Experiences and Comments

Before I entered Griffith, I spent two years completing my diploma in Journalism. Truthfully, I never had any intentions of venturing into digital video, even though I have always had a passion for movie-watching. When I discovered that I had to pick two majors in order to complete my Bachelor of Communication, naturally, I chose digital video. Besides writing, I could not think of anything else I love doing more than watching movies. However, I was a little worried that I would encounter problems keeping up with the lessons as I had no previous studies and no knowledge whatsoever of digital video. As it turns out, Digital Video Foundation proved to be surprisingly fun and not as tough as I initially feared. Seriously, what other courses would allow students to watch movies, some awesome, some not so, every week during lecture.

 

Through this course, I have come to learn a great deal about the different elements found in movies. Before this, a good movie, to me, was just a good movie. As long as the movie was able to make me laugh or cry or stir up some kind of emotion within me, I would consider it a good one.

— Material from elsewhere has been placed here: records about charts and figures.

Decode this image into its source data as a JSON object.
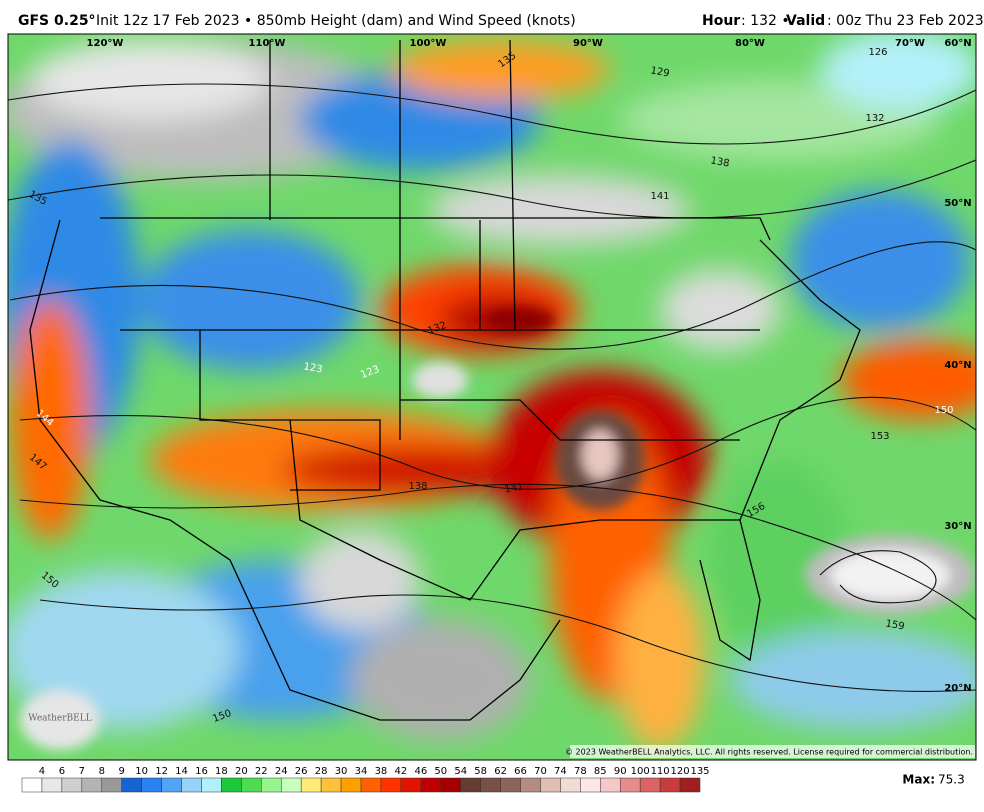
{
  "header": {
    "model": "GFS 0.25°",
    "description": "Init 12z 17 Feb 2023 • 850mb Height (dam) and Wind Speed (knots)",
    "hour_label": "Hour",
    "hour_value": ": 132 •",
    "valid_label": "Valid",
    "valid_value": ": 00z Thu 23 Feb 2023"
  },
  "map": {
    "longitude_labels": [
      "120°W",
      "110°W",
      "100°W",
      "90°W",
      "80°W",
      "70°W",
      "60°N"
    ],
    "latitude_labels": [
      "50°N",
      "40°N",
      "30°N",
      "20°N"
    ],
    "contour_labels": [
      "135",
      "129",
      "126",
      "132",
      "138",
      "141",
      "135",
      "132",
      "123",
      "123",
      "138",
      "141",
      "144",
      "147",
      "150",
      "150",
      "150",
      "153",
      "156",
      "159"
    ],
    "copyright": "© 2023 WeatherBELL Analytics, LLC. All rights reserved. License required for commercial distribution.",
    "logo": "WeatherBELL"
  },
  "colorbar": {
    "ticks": [
      4,
      6,
      7,
      8,
      9,
      10,
      12,
      14,
      16,
      18,
      20,
      22,
      24,
      26,
      28,
      30,
      34,
      38,
      42,
      46,
      50,
      54,
      58,
      62,
      66,
      70,
      74,
      78,
      85,
      90,
      100,
      110,
      120,
      135
    ],
    "colors": [
      "#ffffff",
      "#e8e8e8",
      "#cfcfcf",
      "#b4b4b4",
      "#999999",
      "#1464d2",
      "#2882f0",
      "#50a5f5",
      "#96d2fa",
      "#b4f0fa",
      "#1ec83c",
      "#50dc50",
      "#96f58c",
      "#c8ffbe",
      "#ffe978",
      "#ffc03c",
      "#ffa000",
      "#ff6000",
      "#ff3200",
      "#e11400",
      "#c00000",
      "#a50000",
      "#643c32",
      "#785046",
      "#8c645a",
      "#b48c82",
      "#e1beb4",
      "#f0dcd2",
      "#ffe6e6",
      "#f5c8c8",
      "#e68c8c",
      "#dc6464",
      "#c83c3c",
      "#a01e1e"
    ],
    "max_label": "Max:",
    "max_value": 75.3
  }
}
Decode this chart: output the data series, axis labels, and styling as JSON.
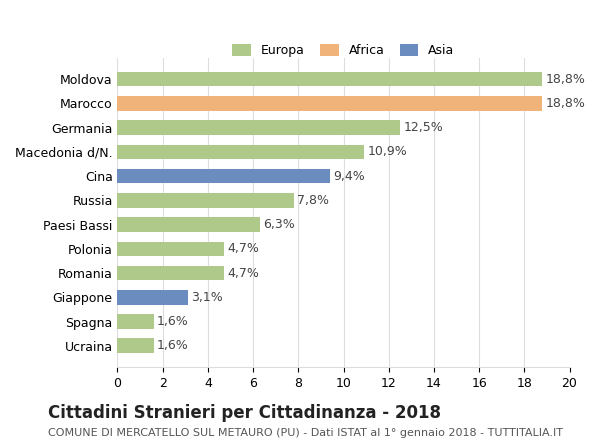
{
  "categories": [
    "Moldova",
    "Marocco",
    "Germania",
    "Macedonia d/N.",
    "Cina",
    "Russia",
    "Paesi Bassi",
    "Polonia",
    "Romania",
    "Giappone",
    "Spagna",
    "Ucraina"
  ],
  "values": [
    18.8,
    18.8,
    12.5,
    10.9,
    9.4,
    7.8,
    6.3,
    4.7,
    4.7,
    3.1,
    1.6,
    1.6
  ],
  "labels": [
    "18,8%",
    "18,8%",
    "12,5%",
    "10,9%",
    "9,4%",
    "7,8%",
    "6,3%",
    "4,7%",
    "4,7%",
    "3,1%",
    "1,6%",
    "1,6%"
  ],
  "continents": [
    "Europa",
    "Africa",
    "Europa",
    "Europa",
    "Asia",
    "Europa",
    "Europa",
    "Europa",
    "Europa",
    "Asia",
    "Europa",
    "Europa"
  ],
  "colors": {
    "Europa": "#aec98a",
    "Africa": "#f0b47a",
    "Asia": "#6b8cbf"
  },
  "legend_order": [
    "Europa",
    "Africa",
    "Asia"
  ],
  "xlim": [
    0,
    20
  ],
  "xticks": [
    0,
    2,
    4,
    6,
    8,
    10,
    12,
    14,
    16,
    18,
    20
  ],
  "title": "Cittadini Stranieri per Cittadinanza - 2018",
  "subtitle": "COMUNE DI MERCATELLO SUL METAURO (PU) - Dati ISTAT al 1° gennaio 2018 - TUTTITALIA.IT",
  "background_color": "#ffffff",
  "grid_color": "#dddddd",
  "bar_height": 0.6,
  "label_fontsize": 9,
  "tick_fontsize": 9,
  "title_fontsize": 12,
  "subtitle_fontsize": 8
}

But now that I have learnt more about this field, I realize that there are many other elements that help make the storyline good and believable. These are what distinguish a good movie from a bad one. I begin to notice the tiny intricate details carefully added into a scene to perfect it. Things that the audience will normally miss out on, but are vital to the scene anyway. Such as how a certain lighting are created to give a certain sense of feeling to the scene, or the way a location or a subject is shot may alter how the audience feel about it. I truly begin to appreciate a good movie for what it is worth, and take into consideration the amount of time and effort put into each scene. 

 

Overall, I would say that I am extremely satisfied with the way the classes have been conducted, and also all the knowledge that I have gained from this course. As an added bonus, we are not even required to give oral presentations. Honestly, students hate having to give presentations. We usually consider to be the worst kind of embarrassment that can be bestowed upon us. Besides the constant technical problems encountered practically every week, I can think of no complaints and I would not recommend the classes to be conducted in any other way. I am sure that the future students will enjoy it as much as I have.